Hit 'Em Where They Live

Anonymous art-punk performance crew arrives with an uncharacteristically tender message.


King Cat Theater, 2130 Sixth Ave., 206-269-7444, $32.50

8 p.m. Sat., Nov. 2-Sun., Nov. 3

THE FIRST FULL song on the Residents' latest album, Demons Dance Alone, is called "Life Would Be Wonderful," and although it begins with a vaguely tropical horns-and-hand-slapped-drums intro—the sort of thing that one would expect to preface an hour of TV drama centered on the exploits of a couple of hot Miami cops—it soon rolls into a synthesizer-heavy soothing pop song that's as much like a recent Radiohead track as it is a typical Residents song.

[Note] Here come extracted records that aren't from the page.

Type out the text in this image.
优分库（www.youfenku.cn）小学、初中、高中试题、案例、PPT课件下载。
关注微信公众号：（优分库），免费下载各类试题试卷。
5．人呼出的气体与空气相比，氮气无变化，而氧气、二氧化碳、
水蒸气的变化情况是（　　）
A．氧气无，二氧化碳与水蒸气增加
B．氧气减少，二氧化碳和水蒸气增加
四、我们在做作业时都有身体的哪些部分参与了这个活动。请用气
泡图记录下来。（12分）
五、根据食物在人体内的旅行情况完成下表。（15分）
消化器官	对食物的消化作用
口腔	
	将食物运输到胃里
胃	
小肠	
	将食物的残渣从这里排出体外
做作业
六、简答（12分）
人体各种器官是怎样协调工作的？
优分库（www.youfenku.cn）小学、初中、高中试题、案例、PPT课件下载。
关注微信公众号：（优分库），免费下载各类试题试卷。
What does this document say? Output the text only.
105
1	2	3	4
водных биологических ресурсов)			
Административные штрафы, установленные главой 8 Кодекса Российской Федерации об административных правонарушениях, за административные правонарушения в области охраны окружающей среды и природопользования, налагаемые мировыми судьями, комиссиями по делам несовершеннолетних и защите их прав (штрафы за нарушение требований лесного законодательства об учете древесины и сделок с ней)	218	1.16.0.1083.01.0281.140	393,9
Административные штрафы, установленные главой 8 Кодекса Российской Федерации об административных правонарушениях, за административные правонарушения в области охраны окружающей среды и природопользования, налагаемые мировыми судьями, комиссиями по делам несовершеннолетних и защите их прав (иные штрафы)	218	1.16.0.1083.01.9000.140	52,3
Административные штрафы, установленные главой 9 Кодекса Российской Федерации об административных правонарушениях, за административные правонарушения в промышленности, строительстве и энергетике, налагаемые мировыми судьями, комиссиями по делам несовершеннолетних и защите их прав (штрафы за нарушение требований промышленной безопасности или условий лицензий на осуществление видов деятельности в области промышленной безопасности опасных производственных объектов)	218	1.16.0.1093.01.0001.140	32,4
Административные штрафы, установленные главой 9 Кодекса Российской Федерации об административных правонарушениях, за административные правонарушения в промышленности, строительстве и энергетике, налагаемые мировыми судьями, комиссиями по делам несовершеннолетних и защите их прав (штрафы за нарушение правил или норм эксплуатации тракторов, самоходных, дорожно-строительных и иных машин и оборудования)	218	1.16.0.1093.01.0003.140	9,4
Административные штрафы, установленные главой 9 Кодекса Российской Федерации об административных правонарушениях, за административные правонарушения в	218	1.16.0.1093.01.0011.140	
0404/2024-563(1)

Childlike transcendence and elliptical philosophy have long been two of the Residents' strong suits, but most of Demons is, in fact, so gentle, melodic, and passive that it hardly seems like a Residents album at all.

In keeping with a slowly developing trend, the album is more pop-oriented and approachable than their early experimentations, but it's also said to be a direct response to the events of 9/11, and that sentimentality certainly bleeds through. Although there are elements of the ridiculous, the silly, and the oddly hopeful in almost every Residents song ever written, this time around, uncertainty and loss color all 28 tracks. Residents records are nothing if not thematic. But then again, recorded material is at the bottom of the list of things that make the Residents a cultural icon.

Early progenitors of the music video format now bastardized by lesser (much lesser) artists on MTV, the Residents' first film, titled The Third Reich 'n' Roll—a four-minute piece set to a track from their 1976 release of the same name—is in the permanent collection of the New York Museum of Modern Art. Yet it's not for their much-lauded films or visual projects that the Residents are best known, either. If the group can be boiled down to just one of their "products"—albums, videos, films, interactive games, CD-ROMs, or otherwise—that product would have to be their live shows. Sales for their performance events far outnumber the sales for their albums and CDs.

But even that conclusion is incomplete. What the Residents are, at the end of the day, is an idea. An idea with eyeball masks for heads, tuxedos for uniforms, and identities as shrouded in mystery as anything you ever heard about from old man Ripley, but a very good idea nonetheless. A concept that holds the surreal is in fact real, and disguise is one of the most expressive name tags around. That their most current notion is so much more stained with conventional synth-pop and vulnerable sentiments than the avant-garde noise and Dalísque explorations of the subconscious that got them here in the first place might signal that the Residents are an idea whose day has come—or at least that they're an idea that's come even closer to the mainstream. And although longtime fans of their post-punk, no-wave exploits might disagree, for those welcoming a little comfort and some human kindness, that day is probably none too soon.